Trade deficit is yet another implication which is a negative effect of inflation
or the price hike where the domestic market gets dearer. It promotes imports
over exports which results in loss of foreign exchange. Besides, the
difference in imports and exports result in trade deficit. The price hike has a
good effect on an economy at initial level and under a comfortable zone of
2%-3%. It leads to growth in economy by increasing demand. Thus result in
employment opportunities. An economy toils to fend off the exaggeration of
inflation through monetary policies and fiscal policies. The central bank of a
nation is equipped with the tools like bank-rate, cash reserve ratio and bank
security. When the inflation crosses the level of ease to the level of
discomfort, the central bank of a nation, Reserve Bank of India in ours case,
increases the bank rate i.e. Repo Rate, Reverse Repo Rate and Marginal
Standing Facilities. This result in higher interest rate on loans which deter
public from taking loans whereas promote saving to attract higher interest
from the bank. In both the case, the cash is revoked from the market which
helps to resist the fall in real value of currency. The Cash Reserve Ratio is
required to be maintained by the commercial banks to the Reserve Bank of
India which also help in revocation of liquidity from the market. The bond and
securities sold by the Reserve Bank of India to the commercial banks is yet
another apparatus to revoke the liquidity from the market. Besides, the
government levies taxes of different forms to curb the inflation.
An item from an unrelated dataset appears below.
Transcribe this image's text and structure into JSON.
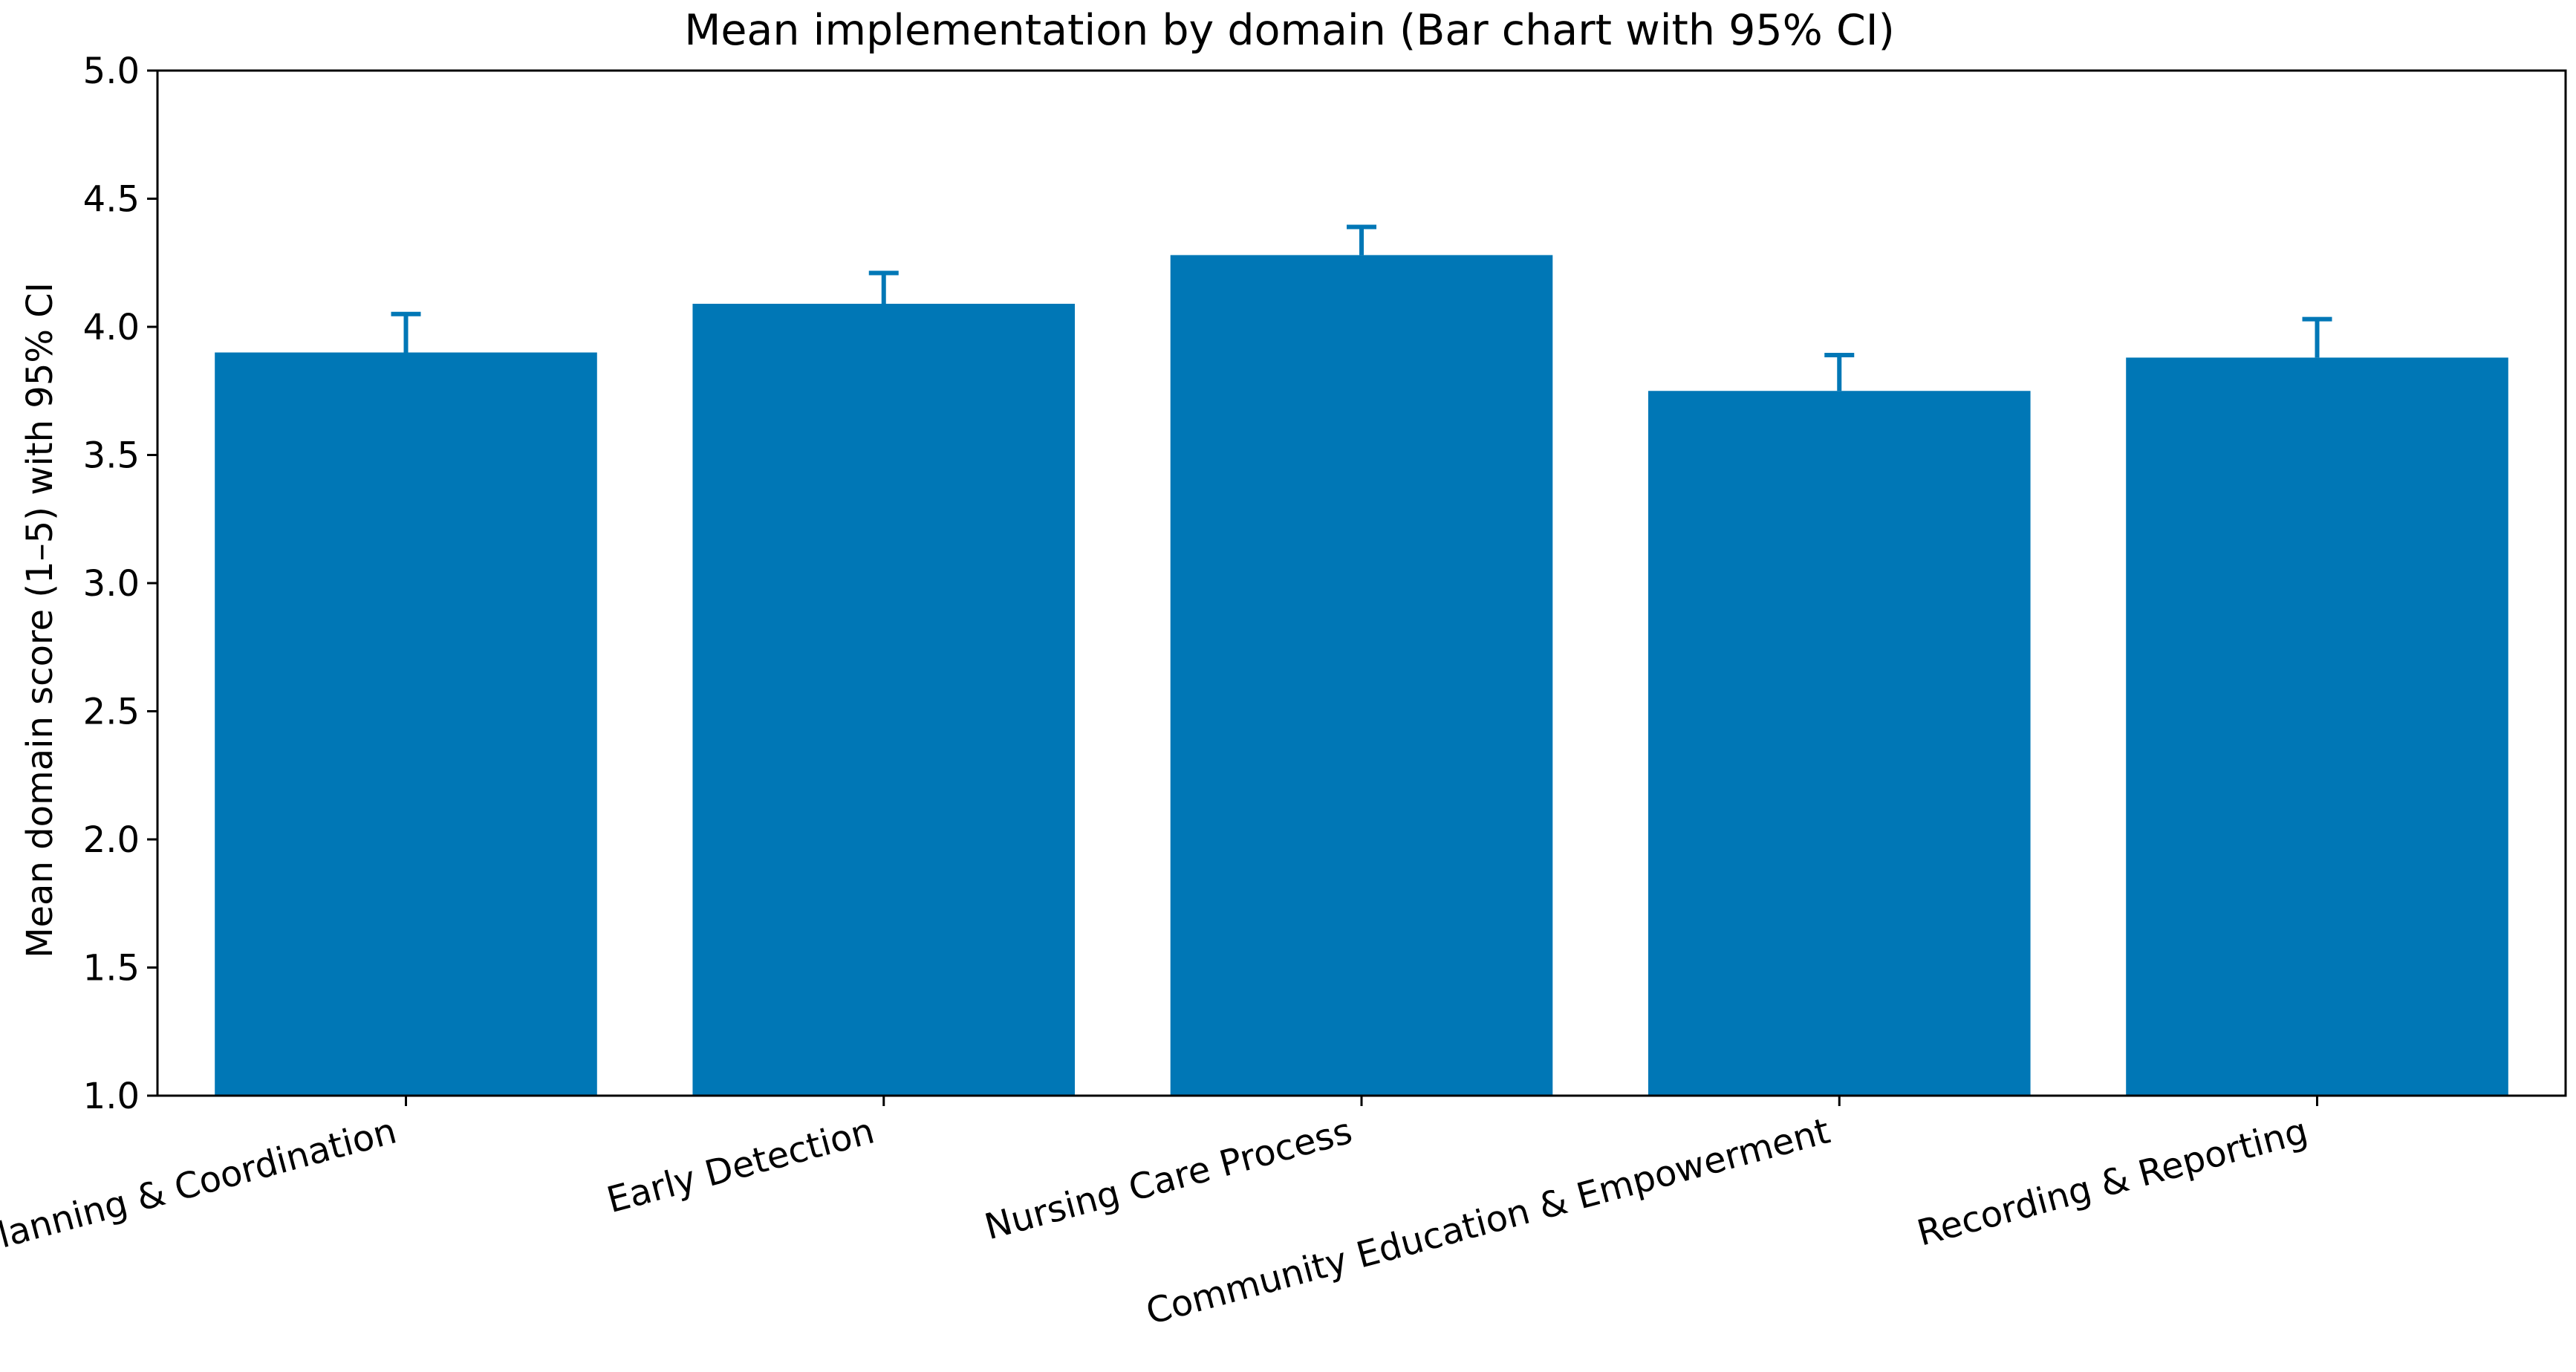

Price hike or the inflation is a necessary evil of a growing economy such as
ours which could be tamed through suitable and sustainable measures. The
efforts of economists have formulated several tactics to maintain the inflation
at the zone of comfort. The problem of price hike is a problem faced by
common people; hence it is the infallible duty of the Indian Government and
the Economists to bring it under control whereas it is the duty of the People
to proliferate the technical aspects of inflation among unapprised masses.